Le carreau Wendel : Lors de ce projet sur le territoire de Forbach, j'ai mis mon regard et mon écoute à la disposition de l'histoire du site du Carreau Wendel et des habitants de ce territoire. J'ai commencé mon travail en demandant un plan de la mine, puis avec la directrice de la galerie à l'origine du projet, nous avons arpenté la région. Le plan dessinait la mine comme un arbre structurant toute la région et l'implantation des sites construits. A chaque catégorie sociale correspondait un style d'habitat défini. Le plan de la mine dessinait le sous sol de la région, la partie immergée, vide. Et moi je découvrais la partie supérieure, construite et habitée. C'est de façon évidente que mon exposition se construirait à partir du plan de la mine, élaboré comme un plan hypothétique de la région. Aujourd'hui, même si les frontières entre les catégories sociales et le type d'habitant tendent à s'effacer, il reste néanmoins une historicité architecturale et une réalité sociale visible.
Ce livre retrace cette expérience à travers la documentation que j'ai pu recueillir, l'ensemble des photographies prises sur le territoire, et des vues d'exposition.
Palast der Republik : Entre 2006 et 2009 lors de nos séjours à Berlin, nous avons suivi la destruction d'un bâtiment emblématique de la ville, le " Palast der Republik". Nous avons documenté cette destruction par des photographies, des films et des vidéos. Ce livre présente le résultat de ce projet où pendant trois années, nous avons vécu nos histoires berlinoise au rythme du Palais de la République.
Il y a eu de nombreux débats qui ont eu cours en Allemagne pour la destruction ou non de cet édifice. Que reconstruire à la place? pourquoi? comment ?
Ouvert en 1976, le Palais de la République, fut le siège de la Volkskammer, la chambre du peuple, le parlement Est-Allemand et un important édifice culturel. En 2002, le Bundestag se prononce pour sa destruction qui commencera le 27 février 2006 et pris fin le 2 décembre 2008. Le Bundestag à décidé de remplacer le Palais de la République par le Forum Humbolt qui abritera le Musée des cultures extra-européennes, la Bibliothèque Centrale ainsi que la collection historique de l'Université Humbolt . Le nouveau bâtiment reprendra la façade de l'ancien château de Berlin détruit en 1950 suite aux bombardements de la seconde guerre mondiale.
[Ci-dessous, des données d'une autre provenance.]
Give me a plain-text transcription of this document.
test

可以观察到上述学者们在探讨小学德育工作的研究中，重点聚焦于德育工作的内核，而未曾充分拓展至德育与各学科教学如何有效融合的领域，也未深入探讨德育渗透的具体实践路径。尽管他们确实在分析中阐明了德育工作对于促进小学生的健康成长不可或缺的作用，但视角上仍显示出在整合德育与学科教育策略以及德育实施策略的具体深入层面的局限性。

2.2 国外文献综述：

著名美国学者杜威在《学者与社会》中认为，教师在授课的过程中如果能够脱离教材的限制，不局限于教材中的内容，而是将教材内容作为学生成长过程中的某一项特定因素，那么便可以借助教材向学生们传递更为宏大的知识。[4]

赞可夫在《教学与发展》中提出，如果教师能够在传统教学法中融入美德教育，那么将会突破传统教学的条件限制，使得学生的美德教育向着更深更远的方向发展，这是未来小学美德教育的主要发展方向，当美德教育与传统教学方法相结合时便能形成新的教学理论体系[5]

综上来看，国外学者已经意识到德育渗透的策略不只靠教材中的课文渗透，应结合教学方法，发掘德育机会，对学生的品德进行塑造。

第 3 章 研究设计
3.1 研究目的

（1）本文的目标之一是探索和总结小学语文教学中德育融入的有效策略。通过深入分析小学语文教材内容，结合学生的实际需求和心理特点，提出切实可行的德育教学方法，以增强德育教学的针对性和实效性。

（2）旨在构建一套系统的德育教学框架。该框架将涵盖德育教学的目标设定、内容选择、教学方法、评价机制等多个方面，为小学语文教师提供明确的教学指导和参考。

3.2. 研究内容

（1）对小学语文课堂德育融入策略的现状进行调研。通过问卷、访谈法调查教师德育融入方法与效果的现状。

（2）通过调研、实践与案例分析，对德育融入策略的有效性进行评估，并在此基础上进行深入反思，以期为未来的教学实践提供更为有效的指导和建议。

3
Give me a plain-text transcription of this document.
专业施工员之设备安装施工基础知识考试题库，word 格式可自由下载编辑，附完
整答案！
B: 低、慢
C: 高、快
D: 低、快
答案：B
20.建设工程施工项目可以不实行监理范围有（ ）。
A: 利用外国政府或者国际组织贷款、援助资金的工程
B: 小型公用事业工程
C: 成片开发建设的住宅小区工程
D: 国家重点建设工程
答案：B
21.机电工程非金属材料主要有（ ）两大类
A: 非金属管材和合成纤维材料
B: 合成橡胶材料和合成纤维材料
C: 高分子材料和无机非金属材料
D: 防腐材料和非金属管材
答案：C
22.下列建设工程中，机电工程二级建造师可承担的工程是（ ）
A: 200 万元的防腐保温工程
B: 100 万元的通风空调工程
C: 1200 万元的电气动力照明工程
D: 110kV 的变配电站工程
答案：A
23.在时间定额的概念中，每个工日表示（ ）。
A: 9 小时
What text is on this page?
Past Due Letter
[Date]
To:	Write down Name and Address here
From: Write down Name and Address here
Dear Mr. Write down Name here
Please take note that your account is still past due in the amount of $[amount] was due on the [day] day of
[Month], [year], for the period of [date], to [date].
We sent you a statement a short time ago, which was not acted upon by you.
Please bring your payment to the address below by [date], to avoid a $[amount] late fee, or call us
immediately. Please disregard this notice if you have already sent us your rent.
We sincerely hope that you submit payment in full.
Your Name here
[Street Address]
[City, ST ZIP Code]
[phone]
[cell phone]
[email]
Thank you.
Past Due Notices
Le Palais de la République n'a pas été dynamité pour ne pas déstabiliser la cathédrale voisine, il a du être démonté petit à petit, c'est ce démontage que nous avons suivi. A l'emplacement du Palais de la République, il est décidé d'y aménager un espace vert temporaire en attendant la construction du Forum Humboldt.
Pendant toutes ses années, nous nous sommes passionné pour ce bâtiment, son histoire et à travers lui la ville de Berlin. Nous nous sommes pris au jeu de suivre sa destruction jusqu'au dernier jour.